Verzoeker is taxichauffeur en bevond zich op 27 oktober 2013 's nachts met zijn taxi op een taxistandplaats. Nadat de politie verzoeker om zijn rijbewijs had gevraagd, werd verzoeker aangehouden, geboeid en naar het politiebureau gebracht.
Verzoeker klaagde erover dat hij op 27 oktober 2013 door de politie is aangehouden. Ook klaagde hij over de manier waarop dit is gebeurd. Verder klaagde verzoeker over de wijze waarop de politie hem vervolgens op het politiebureau heeft bejegend. Volgens verzoeker had de politie hem geïntimideerd, geschopt en was er geen arts bij hem geweest.
De Nationale ombudsman ging ervan uit dat verzoeker geen medewerking verleende aan het verzoek zijn rijbewijs te tonen en daarom kon de politie verzoeker aanhouden om op die manier zijn identiteit vast te stellen. De Nationale ombudsman was echter van oordeel dat de politie met het boeien van verzoeker het recht op onaantastbaarheid van het lichaam niet voldoende had gerespecteerd.

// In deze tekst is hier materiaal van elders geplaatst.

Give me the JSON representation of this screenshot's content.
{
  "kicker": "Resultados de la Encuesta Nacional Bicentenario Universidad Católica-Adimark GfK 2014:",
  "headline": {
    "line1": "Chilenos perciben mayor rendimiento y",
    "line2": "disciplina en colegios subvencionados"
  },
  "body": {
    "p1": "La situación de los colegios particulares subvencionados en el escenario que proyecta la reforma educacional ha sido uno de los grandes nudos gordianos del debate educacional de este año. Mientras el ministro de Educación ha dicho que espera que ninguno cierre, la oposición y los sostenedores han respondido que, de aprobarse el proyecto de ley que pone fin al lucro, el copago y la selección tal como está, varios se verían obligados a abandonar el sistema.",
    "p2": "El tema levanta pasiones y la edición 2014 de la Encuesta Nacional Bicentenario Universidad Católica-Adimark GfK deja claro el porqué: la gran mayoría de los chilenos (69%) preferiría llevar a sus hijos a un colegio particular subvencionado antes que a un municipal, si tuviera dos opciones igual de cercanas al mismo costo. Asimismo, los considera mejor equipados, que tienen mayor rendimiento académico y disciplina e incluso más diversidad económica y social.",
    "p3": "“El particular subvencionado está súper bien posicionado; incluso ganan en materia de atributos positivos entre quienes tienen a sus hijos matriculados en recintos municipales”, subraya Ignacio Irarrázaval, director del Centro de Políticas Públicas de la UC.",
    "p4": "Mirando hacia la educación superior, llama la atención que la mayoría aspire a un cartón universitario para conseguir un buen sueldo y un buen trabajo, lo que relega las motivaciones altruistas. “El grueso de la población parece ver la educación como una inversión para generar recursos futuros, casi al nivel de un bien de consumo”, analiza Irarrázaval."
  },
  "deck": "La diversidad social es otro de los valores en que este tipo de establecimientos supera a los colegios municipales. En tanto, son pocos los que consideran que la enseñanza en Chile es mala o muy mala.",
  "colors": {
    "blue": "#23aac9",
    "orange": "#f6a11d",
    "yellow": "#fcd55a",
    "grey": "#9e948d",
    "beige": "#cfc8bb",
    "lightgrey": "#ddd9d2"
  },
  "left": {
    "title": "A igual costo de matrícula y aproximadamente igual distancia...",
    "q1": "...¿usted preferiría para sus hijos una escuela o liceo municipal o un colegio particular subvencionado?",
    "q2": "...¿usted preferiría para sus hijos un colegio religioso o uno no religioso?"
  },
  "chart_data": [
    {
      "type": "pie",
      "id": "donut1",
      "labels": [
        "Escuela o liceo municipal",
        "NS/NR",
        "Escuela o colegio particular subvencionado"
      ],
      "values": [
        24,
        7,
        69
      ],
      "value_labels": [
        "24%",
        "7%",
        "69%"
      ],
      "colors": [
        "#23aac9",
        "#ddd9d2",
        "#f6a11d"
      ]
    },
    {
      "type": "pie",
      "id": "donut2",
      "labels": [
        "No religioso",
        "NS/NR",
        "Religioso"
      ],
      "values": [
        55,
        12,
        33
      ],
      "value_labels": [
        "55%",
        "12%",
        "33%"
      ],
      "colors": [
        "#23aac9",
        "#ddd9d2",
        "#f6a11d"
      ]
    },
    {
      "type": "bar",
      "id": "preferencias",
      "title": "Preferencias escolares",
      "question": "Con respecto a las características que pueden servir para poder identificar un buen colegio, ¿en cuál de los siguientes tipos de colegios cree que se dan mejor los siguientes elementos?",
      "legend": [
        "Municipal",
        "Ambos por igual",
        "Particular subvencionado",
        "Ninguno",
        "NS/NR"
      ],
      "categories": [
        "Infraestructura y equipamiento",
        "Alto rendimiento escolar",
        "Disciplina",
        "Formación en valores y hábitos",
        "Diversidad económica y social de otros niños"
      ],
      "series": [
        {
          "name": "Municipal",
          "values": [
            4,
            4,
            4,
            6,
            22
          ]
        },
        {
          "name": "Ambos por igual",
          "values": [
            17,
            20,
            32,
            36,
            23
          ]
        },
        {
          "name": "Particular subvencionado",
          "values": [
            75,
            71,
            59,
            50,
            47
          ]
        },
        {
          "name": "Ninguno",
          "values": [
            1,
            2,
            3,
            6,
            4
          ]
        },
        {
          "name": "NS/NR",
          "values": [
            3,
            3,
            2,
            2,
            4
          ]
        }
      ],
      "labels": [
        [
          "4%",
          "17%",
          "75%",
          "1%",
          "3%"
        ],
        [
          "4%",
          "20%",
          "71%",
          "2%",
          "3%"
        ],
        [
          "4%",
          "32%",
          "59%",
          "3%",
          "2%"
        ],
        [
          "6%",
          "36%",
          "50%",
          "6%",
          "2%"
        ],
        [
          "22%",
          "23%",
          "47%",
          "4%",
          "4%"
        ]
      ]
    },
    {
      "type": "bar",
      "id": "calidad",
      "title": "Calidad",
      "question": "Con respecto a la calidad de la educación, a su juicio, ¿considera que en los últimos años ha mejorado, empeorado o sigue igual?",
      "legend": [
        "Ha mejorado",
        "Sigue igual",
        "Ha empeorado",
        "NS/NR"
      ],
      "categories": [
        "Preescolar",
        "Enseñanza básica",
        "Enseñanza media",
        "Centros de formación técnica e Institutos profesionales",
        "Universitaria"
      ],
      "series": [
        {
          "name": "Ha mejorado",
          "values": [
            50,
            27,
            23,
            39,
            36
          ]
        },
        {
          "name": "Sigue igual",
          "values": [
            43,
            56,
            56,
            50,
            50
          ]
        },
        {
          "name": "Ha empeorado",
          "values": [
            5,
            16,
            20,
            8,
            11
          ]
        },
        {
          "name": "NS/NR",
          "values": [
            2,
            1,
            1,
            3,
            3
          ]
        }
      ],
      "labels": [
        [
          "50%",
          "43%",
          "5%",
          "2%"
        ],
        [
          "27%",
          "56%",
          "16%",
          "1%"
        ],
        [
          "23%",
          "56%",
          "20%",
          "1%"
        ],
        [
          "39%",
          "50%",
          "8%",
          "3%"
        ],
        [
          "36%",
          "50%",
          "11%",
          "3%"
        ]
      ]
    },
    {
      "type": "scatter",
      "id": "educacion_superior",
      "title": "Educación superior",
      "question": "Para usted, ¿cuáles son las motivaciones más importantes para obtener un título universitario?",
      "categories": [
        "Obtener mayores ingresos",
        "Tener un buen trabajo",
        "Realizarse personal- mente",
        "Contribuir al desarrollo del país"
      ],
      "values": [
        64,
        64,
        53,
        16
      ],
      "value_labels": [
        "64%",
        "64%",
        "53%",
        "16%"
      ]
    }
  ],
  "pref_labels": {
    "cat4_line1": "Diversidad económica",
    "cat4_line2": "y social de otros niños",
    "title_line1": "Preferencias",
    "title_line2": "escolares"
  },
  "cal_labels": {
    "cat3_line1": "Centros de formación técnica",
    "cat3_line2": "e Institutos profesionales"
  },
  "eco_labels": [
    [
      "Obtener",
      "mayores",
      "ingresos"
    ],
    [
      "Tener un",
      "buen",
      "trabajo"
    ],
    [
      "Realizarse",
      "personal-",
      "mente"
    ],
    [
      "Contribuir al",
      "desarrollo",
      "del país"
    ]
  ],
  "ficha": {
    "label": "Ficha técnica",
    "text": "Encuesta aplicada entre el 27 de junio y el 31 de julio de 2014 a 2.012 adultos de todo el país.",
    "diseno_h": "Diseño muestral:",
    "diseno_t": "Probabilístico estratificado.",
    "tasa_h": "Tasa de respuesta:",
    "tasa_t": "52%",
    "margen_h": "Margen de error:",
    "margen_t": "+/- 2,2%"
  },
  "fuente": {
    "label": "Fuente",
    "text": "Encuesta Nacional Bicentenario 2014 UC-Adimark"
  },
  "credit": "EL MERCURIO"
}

Verder overwoog de Nationale ombudsman uit eigen beweging dat de politie het vereiste van fair play had geschonden door de camerabeelden die waren gemaakt in de observatiecel en de camerabeelden die waren gemaakt vlak buiten het politiebureau niet tijdig veilig te stellen.
Overige klachtonderdelen:
- intimidatie;
- niet bezocht zijn door een arts;
- schop;
- bejegening buiten het politiebureau.